L’amour mystique mène à l’amour civil, écartelé ici aussi entre deux pôles : les nobles sacrifices de l’amour courtois (admirablement illustrés en enluminures ou en coffrets d’ivoires reprenant les histoires de Tristan et Iseult ou du chevalier au lion) et leurs parodies et antithèses burlesques où l’on voit grands et humbles, jeunes et vieux, courir sous l’emblème des folies passionnelles. Les dérives de la débauche, de la boisson, de la dissolution des destinées les plus solides dans la poursuite du sexe ou de l’argent sont montrées crûment, avec un regard qui oscille de façon déconcertante entre le rire carnavalesque et la condamnation rigoriste.

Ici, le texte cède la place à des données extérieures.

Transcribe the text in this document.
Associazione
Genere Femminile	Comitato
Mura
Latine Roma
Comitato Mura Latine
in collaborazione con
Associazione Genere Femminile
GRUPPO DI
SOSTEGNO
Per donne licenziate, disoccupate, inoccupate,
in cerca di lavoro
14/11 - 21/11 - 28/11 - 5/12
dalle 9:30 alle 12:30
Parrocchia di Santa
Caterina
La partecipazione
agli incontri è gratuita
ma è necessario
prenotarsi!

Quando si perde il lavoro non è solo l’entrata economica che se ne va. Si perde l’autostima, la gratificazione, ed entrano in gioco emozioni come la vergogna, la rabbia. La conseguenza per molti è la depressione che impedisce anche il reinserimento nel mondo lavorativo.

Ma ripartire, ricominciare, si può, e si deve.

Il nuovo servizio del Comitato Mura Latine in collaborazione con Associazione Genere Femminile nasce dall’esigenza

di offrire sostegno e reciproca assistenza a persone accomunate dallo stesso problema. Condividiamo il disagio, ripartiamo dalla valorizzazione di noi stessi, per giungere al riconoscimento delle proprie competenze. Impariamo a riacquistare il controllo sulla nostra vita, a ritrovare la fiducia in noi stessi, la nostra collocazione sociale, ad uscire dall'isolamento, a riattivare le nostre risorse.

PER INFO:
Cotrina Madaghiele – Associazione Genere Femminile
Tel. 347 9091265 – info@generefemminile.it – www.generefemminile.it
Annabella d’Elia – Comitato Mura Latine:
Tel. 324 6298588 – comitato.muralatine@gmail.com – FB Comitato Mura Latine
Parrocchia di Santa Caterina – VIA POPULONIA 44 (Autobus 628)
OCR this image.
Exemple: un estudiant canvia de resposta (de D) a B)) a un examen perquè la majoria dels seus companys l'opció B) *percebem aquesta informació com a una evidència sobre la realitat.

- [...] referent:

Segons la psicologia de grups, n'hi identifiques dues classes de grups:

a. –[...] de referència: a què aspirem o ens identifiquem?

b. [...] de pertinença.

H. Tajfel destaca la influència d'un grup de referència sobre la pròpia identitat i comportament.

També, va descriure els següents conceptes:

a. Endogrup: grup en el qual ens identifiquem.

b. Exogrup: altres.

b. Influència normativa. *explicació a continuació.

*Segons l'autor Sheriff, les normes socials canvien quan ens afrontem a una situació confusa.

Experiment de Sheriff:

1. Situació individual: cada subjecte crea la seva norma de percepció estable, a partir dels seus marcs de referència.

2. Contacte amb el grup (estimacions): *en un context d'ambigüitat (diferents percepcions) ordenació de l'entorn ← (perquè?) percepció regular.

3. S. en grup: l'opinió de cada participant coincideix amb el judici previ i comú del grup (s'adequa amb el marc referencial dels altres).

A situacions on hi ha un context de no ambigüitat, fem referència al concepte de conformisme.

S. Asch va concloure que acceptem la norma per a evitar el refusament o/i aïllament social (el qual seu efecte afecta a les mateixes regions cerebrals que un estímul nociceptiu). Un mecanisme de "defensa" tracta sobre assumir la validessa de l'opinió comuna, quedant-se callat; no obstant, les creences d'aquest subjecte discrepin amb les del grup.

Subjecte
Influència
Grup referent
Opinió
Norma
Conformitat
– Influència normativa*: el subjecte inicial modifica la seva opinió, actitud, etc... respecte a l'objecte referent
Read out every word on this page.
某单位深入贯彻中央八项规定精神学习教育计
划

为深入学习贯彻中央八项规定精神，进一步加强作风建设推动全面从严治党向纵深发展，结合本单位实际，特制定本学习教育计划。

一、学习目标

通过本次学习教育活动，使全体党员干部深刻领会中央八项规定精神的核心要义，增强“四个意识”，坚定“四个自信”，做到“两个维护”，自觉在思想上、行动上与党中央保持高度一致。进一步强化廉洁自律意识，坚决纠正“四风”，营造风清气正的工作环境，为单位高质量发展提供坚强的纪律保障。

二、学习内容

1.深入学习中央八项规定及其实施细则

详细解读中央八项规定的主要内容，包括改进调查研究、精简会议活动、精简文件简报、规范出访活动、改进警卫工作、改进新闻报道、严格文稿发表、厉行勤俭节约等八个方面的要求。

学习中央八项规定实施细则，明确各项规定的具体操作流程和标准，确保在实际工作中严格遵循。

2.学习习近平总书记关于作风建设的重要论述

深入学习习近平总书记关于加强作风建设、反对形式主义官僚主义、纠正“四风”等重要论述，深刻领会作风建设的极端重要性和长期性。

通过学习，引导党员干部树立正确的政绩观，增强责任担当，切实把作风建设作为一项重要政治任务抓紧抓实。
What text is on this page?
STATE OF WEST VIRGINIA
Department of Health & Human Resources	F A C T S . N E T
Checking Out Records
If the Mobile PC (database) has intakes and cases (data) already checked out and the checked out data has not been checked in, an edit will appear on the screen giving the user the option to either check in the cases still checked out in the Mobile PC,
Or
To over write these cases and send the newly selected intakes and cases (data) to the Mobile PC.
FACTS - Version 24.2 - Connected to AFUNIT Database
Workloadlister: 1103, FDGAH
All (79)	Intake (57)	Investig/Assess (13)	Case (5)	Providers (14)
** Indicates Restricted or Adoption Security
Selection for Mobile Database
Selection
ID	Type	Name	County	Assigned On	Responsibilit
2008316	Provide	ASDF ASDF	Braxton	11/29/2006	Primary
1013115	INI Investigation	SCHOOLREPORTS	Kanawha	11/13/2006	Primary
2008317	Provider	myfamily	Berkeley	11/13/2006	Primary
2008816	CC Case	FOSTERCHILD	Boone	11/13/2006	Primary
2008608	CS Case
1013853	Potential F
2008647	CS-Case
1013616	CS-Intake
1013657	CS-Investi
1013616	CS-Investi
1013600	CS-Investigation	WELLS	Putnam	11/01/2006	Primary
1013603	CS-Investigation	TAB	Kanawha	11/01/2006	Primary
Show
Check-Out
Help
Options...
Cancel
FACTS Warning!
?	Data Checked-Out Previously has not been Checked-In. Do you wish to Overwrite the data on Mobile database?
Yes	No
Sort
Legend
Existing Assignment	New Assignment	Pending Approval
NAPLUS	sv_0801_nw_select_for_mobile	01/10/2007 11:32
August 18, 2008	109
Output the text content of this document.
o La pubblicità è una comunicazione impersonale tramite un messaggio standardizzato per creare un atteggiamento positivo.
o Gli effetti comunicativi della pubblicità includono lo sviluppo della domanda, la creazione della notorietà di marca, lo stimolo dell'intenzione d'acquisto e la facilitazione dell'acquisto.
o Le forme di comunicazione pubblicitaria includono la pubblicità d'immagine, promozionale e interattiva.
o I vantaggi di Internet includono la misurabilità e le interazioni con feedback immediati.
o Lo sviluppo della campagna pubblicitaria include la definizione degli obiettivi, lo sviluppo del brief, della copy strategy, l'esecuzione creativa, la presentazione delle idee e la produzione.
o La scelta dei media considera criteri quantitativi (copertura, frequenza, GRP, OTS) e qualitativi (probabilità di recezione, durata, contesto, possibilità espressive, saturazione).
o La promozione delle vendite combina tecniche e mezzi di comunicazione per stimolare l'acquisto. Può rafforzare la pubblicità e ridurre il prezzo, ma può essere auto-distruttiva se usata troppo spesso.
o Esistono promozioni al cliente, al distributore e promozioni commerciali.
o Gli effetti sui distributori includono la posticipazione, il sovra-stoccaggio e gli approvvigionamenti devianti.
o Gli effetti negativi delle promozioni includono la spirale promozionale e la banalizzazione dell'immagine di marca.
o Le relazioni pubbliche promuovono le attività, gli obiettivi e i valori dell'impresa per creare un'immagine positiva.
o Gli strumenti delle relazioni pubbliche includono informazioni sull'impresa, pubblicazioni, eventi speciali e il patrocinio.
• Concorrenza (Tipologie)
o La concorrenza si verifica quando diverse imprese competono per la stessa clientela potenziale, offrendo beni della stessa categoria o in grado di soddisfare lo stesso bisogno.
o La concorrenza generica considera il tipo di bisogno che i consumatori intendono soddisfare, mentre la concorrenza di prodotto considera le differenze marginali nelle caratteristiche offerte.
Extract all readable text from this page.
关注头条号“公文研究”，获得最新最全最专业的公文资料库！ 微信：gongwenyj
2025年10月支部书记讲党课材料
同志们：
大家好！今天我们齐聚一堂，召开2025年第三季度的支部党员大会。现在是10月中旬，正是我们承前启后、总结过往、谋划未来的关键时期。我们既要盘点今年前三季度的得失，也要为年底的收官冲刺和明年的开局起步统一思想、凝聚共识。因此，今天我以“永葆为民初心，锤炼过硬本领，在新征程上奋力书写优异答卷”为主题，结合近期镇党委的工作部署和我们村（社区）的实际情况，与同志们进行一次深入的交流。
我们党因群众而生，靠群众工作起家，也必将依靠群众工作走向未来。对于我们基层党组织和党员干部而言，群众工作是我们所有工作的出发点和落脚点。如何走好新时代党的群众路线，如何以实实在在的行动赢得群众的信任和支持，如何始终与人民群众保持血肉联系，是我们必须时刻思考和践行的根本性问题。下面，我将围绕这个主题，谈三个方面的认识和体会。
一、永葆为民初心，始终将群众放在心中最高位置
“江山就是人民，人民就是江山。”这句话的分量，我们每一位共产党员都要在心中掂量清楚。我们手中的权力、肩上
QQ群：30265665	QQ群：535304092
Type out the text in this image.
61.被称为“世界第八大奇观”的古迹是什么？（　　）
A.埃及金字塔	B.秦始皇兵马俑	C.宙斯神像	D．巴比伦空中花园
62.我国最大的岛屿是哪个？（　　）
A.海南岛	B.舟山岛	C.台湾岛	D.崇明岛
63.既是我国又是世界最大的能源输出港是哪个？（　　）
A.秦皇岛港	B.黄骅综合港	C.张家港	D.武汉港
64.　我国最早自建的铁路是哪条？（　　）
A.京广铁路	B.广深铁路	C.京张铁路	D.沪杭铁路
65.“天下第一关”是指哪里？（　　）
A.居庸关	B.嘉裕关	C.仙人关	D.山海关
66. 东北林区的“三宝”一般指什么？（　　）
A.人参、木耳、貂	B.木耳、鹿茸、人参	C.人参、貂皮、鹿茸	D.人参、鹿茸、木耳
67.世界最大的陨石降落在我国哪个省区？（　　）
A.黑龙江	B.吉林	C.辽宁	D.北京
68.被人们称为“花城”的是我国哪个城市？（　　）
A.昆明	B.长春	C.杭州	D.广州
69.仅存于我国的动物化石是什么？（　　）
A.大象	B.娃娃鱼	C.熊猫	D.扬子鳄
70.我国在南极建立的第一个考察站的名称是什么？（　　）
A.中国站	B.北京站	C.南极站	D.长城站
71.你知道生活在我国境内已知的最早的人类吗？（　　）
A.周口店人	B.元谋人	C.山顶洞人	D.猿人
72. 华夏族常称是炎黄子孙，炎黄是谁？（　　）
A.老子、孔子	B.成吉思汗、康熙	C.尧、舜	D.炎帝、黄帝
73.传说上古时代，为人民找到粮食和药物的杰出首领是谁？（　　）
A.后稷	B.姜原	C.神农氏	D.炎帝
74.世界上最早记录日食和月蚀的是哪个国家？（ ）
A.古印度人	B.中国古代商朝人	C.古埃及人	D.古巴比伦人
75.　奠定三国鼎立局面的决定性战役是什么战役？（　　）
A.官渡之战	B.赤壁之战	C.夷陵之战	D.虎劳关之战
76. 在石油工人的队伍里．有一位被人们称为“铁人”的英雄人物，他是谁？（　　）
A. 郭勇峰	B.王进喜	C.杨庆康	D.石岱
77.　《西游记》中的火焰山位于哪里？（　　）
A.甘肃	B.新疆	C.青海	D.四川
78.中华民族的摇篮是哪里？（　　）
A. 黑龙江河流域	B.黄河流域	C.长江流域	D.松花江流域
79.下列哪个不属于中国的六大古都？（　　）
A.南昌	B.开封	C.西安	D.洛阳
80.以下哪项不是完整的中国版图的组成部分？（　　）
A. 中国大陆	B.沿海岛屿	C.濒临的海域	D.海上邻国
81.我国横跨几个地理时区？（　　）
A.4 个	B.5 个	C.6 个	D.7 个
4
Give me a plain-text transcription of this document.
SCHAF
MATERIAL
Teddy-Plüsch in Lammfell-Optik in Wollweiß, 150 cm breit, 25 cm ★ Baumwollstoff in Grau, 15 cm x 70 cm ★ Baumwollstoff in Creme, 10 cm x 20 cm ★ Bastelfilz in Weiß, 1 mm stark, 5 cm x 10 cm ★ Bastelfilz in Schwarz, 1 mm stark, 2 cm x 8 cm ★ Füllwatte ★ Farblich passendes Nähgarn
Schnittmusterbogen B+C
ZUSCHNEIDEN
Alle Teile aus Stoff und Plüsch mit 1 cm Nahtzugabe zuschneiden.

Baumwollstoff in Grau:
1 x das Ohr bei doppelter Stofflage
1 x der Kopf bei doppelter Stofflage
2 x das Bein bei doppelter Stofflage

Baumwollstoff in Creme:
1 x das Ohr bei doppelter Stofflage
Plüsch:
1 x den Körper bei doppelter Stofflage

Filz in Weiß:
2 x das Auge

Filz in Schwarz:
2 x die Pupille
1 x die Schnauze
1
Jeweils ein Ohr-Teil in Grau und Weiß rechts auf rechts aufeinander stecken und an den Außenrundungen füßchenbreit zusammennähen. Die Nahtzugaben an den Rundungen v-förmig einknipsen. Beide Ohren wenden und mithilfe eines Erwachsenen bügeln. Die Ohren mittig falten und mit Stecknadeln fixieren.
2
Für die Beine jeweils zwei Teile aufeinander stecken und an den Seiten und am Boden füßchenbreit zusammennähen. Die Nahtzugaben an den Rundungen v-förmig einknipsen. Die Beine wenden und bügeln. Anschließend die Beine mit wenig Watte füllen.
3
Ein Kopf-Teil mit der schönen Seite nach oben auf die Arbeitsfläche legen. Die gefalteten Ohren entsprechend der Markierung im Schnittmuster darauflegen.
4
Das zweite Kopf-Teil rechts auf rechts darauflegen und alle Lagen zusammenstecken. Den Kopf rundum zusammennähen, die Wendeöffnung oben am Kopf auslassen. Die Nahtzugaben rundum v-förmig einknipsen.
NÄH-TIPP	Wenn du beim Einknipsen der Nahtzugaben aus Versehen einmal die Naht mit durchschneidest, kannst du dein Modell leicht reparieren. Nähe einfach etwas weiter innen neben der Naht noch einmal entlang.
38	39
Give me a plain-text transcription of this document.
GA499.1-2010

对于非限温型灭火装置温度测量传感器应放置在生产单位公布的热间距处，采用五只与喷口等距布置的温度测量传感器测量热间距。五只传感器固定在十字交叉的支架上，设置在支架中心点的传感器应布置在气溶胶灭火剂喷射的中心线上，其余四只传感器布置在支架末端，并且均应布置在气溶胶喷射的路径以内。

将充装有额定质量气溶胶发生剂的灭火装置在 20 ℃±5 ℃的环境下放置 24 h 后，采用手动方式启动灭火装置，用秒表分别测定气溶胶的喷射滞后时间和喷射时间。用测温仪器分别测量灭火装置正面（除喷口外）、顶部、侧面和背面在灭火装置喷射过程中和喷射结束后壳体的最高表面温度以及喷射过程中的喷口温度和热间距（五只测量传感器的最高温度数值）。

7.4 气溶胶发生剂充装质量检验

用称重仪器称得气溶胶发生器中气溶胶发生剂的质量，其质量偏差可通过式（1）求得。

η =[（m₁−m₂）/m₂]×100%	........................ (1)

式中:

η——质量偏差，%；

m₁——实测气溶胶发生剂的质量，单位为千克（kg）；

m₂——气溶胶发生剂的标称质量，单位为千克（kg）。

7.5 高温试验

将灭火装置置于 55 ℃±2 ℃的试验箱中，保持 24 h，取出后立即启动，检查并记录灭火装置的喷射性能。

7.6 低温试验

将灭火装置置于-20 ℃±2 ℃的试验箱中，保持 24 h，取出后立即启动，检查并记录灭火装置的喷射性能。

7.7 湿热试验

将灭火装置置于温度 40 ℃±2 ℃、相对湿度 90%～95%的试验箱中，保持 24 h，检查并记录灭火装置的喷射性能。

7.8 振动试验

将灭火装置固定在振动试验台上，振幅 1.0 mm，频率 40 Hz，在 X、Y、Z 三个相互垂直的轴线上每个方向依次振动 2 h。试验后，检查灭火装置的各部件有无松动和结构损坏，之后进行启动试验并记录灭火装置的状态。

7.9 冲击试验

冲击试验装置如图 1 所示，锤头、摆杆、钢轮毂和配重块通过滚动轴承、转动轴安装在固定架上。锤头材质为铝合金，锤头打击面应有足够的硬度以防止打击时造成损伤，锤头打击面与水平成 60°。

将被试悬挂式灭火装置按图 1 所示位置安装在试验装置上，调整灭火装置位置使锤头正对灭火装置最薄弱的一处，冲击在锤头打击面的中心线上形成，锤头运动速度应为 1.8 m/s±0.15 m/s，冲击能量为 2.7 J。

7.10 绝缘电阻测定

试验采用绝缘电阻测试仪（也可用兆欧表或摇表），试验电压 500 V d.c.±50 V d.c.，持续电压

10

La folie littérale, clinique, est montrée à travers celle des puissants de l’époque, mieux documentée que les maladies populaires. On voit ainsi un très touchant portrait de Jeanne la folle encore en bonne santé. Mariée toute jeune à Philippe le beau, immensément amoureuse de son époux, elle avait sombré dans une dépression irrémédiable lors du décès prématuré de celui-ci. Sont aussi illustrées par des manuscrits ou des tapisseries, la folie biblique de Nabuchodonosor ramené au stade bestial pendant des années, si l’on en croit le prophète Daniel, ou la folie du roi Charles VI qui échappe de peu à la mort mais voit ses plus proches compagnons mourir brûlés lorsque prennent feu leurs déguisements de sauvages lors du « bal des ardents »…

Loin d’en finir avec la figure du fou, la Renaissance lui amène de nouvelles valorisations, toujours paradoxales. Le fou de cour ou de sociétés de notables les incarne à lui seul. Il s’agit parfois d’un authentique malade mental livré aux moqueries et à la dérision du public, véritable repoussoir et, par contraste, élément de propagande permettant de réaffirmer la nécessité d’un ordre normatif. Mais celui qu’on appelle le fou est parfois aussi un bouffon professionnel en pleine santé mentale, qui profite du déguisement de la folie pour jouir d’une liberté de parole et d’action accordée à aucun autre. Un poste dangereux, si son titulaire s’en prend de façon trop frontale à des gens haut placés, mais qui peut amener rentes, bénéfices divers, portraits officiels et médailles commémoratives, s’il est habile et bénéficie de la faveur amusée et de la protection du pouvoir.

L’image métaphorique du fou va connaître alors une fortune extraordinaire parmi les penseurs, philosophes et moralistes, qui s’abriteront derrière sa bannière pour publier des critiques acerbes de la société comme Sébastien Brandt, avec La nef des fous, ou Erasme, avec son Eloge de la folie, divertissement privé qui débordera très vite du petit cercle de ses destinataires pour connaître une renommée internationale. Le fou devient alors celui qui énonce la sagesse sur le ton joyeusement désabusé et impertinent des apostrophes de fin de banquet. La caricature politique s’emparera de l’image pour désigner l’ennemi détesté en chef des fous, en irresponsable agent du désordre, comme dans cette gravure où l’on voit le duc d’Albe apparaître porteur des emblèmes de la folie au milieu de représentations étranges de la cruauté et de l’immoralité.

Cet ambiguïté fondamentale du concept de folie aura fourni le prétexte pendant quatre siècles à une éclosion d’œuvres d’art sortant des normes, souvent de format intimiste, qu’il est particulièrement fascinant de voir rassemblées en un seul lieu. Les peintures de Jérôme Bosch, entre autres, témoignent à la perfection des immenses potentialités du thème. Les siècles suivants ramèneront peu à peu ce foisonnement à des proportions plus raisonnables et n’en garderont finalement que son aspect clinique. Leurs artistes insisteront de façon presque documentaire (voir, entre autres, le très beau dessin de Victor Hugo) sur la maladie dans ce qu’elle peut avoir de tragique et de déshumanisant lorsqu’elle altère l’esprit. Mais ils laisseront de côté la joie de la transgression, qu’on est reconnaissant au Louvre d’avoir ressuscitée pour nous dans toute sa variété.